A group of witnesses confirm gay epithets were slung at Holladay during the vicious beating. Jerome's building neighbors told cops they saw a handful of young white guys "with crew cuts, wearing wife-beaters" loitering in the street smoking pot prior to the beating, according to the Voice. The noise of the attack lured them to the window, where they heard gay slurs spewing from the mouths of the assailants. Then the men drove off.

The witnesses were able to identify the vehicle the aggressors peeled off in – an old gold Subaru – Holladay told the Voice, which lends hope to police investigating the attack. The 36-year-old Boston resident, who is recovering at his friend Jerome's house, said his doctor told him it appeared he was struck by a blunt instrument – possibly the base of a gun – before everything went black.

In the last few days, Holladay and Jerome have gone to police to follow up on the investigation's progress. Cops have determined that Holladay's beating was a hate crime, and the case has been tossed to detectives, the Voice reports.

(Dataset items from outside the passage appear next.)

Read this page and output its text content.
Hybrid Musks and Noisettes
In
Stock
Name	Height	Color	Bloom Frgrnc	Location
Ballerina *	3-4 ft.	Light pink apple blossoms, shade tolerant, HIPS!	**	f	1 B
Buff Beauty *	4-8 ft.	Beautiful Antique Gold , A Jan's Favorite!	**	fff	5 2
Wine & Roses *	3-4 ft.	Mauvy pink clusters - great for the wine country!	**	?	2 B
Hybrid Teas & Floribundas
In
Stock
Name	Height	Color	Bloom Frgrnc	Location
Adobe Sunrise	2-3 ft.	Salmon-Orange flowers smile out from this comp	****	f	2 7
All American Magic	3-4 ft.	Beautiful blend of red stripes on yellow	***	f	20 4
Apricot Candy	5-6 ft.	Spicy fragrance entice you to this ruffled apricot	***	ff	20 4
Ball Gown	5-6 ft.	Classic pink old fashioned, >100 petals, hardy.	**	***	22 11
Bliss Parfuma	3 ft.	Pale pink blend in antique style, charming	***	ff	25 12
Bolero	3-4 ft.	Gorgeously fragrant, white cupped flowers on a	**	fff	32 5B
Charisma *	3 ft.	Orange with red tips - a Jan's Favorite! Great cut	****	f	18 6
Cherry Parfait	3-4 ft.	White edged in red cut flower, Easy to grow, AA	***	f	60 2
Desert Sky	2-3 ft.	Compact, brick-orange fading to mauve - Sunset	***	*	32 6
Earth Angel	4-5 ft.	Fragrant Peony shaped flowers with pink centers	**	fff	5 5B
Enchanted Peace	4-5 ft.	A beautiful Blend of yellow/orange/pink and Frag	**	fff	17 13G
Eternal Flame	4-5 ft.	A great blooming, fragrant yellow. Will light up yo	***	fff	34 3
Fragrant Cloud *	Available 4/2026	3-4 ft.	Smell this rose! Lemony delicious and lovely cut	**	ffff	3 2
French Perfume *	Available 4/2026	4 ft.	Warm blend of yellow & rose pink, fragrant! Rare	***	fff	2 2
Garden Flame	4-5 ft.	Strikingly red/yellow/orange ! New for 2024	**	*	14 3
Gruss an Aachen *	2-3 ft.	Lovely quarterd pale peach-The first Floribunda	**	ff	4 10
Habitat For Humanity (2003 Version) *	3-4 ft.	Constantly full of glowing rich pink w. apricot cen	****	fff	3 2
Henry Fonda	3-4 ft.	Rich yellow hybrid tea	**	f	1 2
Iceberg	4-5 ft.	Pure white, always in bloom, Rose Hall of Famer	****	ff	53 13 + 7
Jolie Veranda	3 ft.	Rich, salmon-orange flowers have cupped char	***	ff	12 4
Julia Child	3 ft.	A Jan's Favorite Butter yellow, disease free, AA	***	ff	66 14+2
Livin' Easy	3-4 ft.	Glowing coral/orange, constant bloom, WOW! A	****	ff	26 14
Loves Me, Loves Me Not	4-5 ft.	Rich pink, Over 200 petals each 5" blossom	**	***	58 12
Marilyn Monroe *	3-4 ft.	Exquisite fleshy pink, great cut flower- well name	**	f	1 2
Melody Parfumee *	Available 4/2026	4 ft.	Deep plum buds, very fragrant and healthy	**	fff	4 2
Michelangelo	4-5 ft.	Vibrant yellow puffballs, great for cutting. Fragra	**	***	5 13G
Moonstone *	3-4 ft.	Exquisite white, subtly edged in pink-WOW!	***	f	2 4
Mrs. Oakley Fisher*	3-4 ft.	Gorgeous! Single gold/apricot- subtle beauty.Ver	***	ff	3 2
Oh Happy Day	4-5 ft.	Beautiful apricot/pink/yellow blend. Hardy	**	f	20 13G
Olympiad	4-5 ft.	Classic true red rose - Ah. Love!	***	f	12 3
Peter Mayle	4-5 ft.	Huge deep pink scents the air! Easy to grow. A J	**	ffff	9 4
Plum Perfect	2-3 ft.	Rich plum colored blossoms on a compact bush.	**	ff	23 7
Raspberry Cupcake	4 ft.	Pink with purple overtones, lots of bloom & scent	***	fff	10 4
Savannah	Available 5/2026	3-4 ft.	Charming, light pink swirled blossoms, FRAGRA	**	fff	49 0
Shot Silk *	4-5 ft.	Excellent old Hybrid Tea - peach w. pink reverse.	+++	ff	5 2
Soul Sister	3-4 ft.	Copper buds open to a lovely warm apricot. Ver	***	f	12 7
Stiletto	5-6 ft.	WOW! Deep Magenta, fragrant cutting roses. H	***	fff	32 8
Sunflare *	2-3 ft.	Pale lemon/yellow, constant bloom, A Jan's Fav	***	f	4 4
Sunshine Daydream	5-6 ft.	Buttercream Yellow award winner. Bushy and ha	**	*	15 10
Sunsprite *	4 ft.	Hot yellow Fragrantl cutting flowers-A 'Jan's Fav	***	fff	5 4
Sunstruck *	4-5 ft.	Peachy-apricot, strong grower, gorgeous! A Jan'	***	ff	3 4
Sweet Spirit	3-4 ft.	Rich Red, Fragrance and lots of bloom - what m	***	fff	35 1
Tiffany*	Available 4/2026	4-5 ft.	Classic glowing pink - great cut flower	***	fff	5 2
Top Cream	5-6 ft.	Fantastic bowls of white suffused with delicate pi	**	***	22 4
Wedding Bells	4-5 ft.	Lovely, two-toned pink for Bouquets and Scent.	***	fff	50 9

Yet Holladay has been frustrated by the lack of answers he's gotten so far. And he's not the only one.

City Council Speaker Christine Quinn was quick to denounce the beating.

"This is not simply a hate crime that just affected one victim, this is a hate crime that impacts the entire LGBT community," Quinn said in a statement. "Hate of any kind is unacceptable and unwarranted in our city. We are a city that does not take these acts lightly."

The NYPD's Hate Crimes Task Force has taken up the case – and Quinn vowed to collaborate with the city's Anti-Violence Project, the NYPD's LGBT liaison to find the perpetrators and prosecute them to the fullest extent of the law.

"Those who committed this heinous act will be brought to justice," she said.

State Sen. Thomas Duane, to whom Holladay reached out for support, also publicly denounced the attack.

"Hate and prejudice of any kind are unacceptable in New York City or anywhere and there is a heightened injustice that this apparently anti-gay incident occurred during Pride Week," he said.

Anyone who may have witnessed the beating is asked to call 1-800-577-TIPS.